The RL algorithms (Q-learning, SARSA) work out of the box with any OpenAI Gym environment that have single discrete valued state spaces, like frozen lake. A lambda function is required to convert state spaces not in this format. For example, blackjack is "a 3-tuple containing: the player’s current sum, the value of the dealer’s one showing card (1-10 where 1 is ace), and whether the player holds a usable ace (0 or 1)."
Here, blackjack.convert_state_obs changes the 3-tuple into a discrete space with 280 states by concatenating player states 0-27 (hard 4-21 & soft 12-21) with dealer states 0-9 (2-9, ten, ace).
self.convert_state_obs = lambda state, done: ( -1 if done else int(f"{state[0] + 6}{(state[1] - 2) % 10}") if state[2] else int(f"{state[0] - 4}{(state[1] - 2) % 10}"))
Since n_states is modified by the state conversion, this new value is passed in along with n_actions, and convert_state_obs.
# Q-learning
QL = QL(blackjack.env)
Q, V, pi, Q_track, pi_track = QL.q_learning(blackjack.n_states, blackjack.n_actions, blackjack.convert_state_obs)
Q-learning and SARSA return the final action-value function Q, final state-value function V, final policy pi, and action-values Q_track and policies pi_track as a function of episodes.

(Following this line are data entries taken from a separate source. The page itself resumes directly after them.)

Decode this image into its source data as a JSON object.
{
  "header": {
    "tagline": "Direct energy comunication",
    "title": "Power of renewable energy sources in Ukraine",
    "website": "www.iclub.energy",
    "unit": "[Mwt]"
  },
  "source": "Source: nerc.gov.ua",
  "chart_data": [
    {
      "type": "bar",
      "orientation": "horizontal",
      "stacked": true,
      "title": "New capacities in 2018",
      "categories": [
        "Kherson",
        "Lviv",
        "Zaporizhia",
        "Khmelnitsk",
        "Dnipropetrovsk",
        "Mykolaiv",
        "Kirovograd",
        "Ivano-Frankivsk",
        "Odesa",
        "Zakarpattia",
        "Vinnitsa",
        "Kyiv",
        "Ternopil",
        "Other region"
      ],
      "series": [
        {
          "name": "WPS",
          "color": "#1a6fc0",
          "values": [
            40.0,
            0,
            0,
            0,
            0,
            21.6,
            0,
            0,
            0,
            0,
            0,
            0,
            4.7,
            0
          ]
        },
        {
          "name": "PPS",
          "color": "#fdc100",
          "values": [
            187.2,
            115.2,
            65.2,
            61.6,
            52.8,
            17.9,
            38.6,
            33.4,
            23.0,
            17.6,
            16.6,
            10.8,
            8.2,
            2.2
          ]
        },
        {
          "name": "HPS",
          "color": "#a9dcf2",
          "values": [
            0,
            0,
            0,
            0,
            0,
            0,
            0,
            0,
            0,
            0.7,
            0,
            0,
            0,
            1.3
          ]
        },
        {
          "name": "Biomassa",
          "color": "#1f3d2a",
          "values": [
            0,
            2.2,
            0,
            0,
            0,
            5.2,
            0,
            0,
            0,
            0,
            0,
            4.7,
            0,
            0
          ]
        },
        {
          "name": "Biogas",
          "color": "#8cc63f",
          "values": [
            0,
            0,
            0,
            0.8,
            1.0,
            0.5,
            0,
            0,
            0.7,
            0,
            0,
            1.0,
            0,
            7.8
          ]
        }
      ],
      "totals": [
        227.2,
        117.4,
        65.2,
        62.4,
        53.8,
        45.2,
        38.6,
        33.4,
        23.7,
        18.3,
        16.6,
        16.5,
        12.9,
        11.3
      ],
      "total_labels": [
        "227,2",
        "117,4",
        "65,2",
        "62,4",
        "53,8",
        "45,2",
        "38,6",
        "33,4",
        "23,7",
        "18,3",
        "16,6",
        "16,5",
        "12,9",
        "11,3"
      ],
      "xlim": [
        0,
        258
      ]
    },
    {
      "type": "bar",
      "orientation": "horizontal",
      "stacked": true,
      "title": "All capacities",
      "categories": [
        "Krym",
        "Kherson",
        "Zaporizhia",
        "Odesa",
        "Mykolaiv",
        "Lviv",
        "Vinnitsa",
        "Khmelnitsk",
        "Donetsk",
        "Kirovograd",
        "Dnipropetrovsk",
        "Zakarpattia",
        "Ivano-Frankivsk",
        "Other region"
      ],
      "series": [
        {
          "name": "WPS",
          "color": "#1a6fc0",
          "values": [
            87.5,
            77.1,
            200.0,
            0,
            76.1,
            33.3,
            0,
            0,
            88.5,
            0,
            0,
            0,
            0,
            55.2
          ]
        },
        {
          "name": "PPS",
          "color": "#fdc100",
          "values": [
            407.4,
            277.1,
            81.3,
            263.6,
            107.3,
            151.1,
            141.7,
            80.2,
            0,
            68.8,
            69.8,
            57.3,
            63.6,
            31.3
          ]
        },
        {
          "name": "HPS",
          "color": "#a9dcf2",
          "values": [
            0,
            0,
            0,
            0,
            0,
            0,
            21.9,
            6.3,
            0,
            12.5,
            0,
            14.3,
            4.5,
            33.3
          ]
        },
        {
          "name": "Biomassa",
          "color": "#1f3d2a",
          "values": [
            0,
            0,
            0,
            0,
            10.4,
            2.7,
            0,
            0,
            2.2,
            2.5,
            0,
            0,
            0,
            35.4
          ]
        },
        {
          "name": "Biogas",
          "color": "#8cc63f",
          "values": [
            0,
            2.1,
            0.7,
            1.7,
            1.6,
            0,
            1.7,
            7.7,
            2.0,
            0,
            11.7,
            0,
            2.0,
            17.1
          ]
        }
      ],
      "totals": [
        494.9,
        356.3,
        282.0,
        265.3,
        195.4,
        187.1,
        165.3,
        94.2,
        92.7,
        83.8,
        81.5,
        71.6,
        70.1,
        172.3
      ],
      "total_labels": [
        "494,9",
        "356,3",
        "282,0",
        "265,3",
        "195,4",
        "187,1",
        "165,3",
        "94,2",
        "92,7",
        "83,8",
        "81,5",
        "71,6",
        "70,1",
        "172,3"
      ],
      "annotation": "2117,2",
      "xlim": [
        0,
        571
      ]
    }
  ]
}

SARSA and Q-learning have callback hooks for episode number, begin, end, and env. step. To create a callback, override one of the parent class methods in the child class MyCallbacks. Here, on_episode prints the episode number and sets render to True every 1000 episodes.
class MyCallbacks(Callbacks):
def __init__(self):
pass
def on_episode(self, caller, episode):
if episode % 1000 == 0:
print(" episode=", episode)
caller.render = True
Or, you can use the add_to decorator and define the override outside of the class definition.
from decorators.decorators import add_to
from callbacks.callbacks import MyCallbacks
@add_to(MyCallbacks)
def on_episode_end(self, caller):
print("toasty!")
The planning algorithms, policy iteration (PI) and value iteration (VI), require an OpenAI Gym discrete environment style transition and reward matrix (i.e., P[s][a]=[(prob, next, reward, done), ...]).
Frozen Lake VI example:
env = gym.make('FrozenLake8x8-v1')
V, pi = VI().value_iteration(env.P)
PI and VI return the final state-value function V and final policy pi.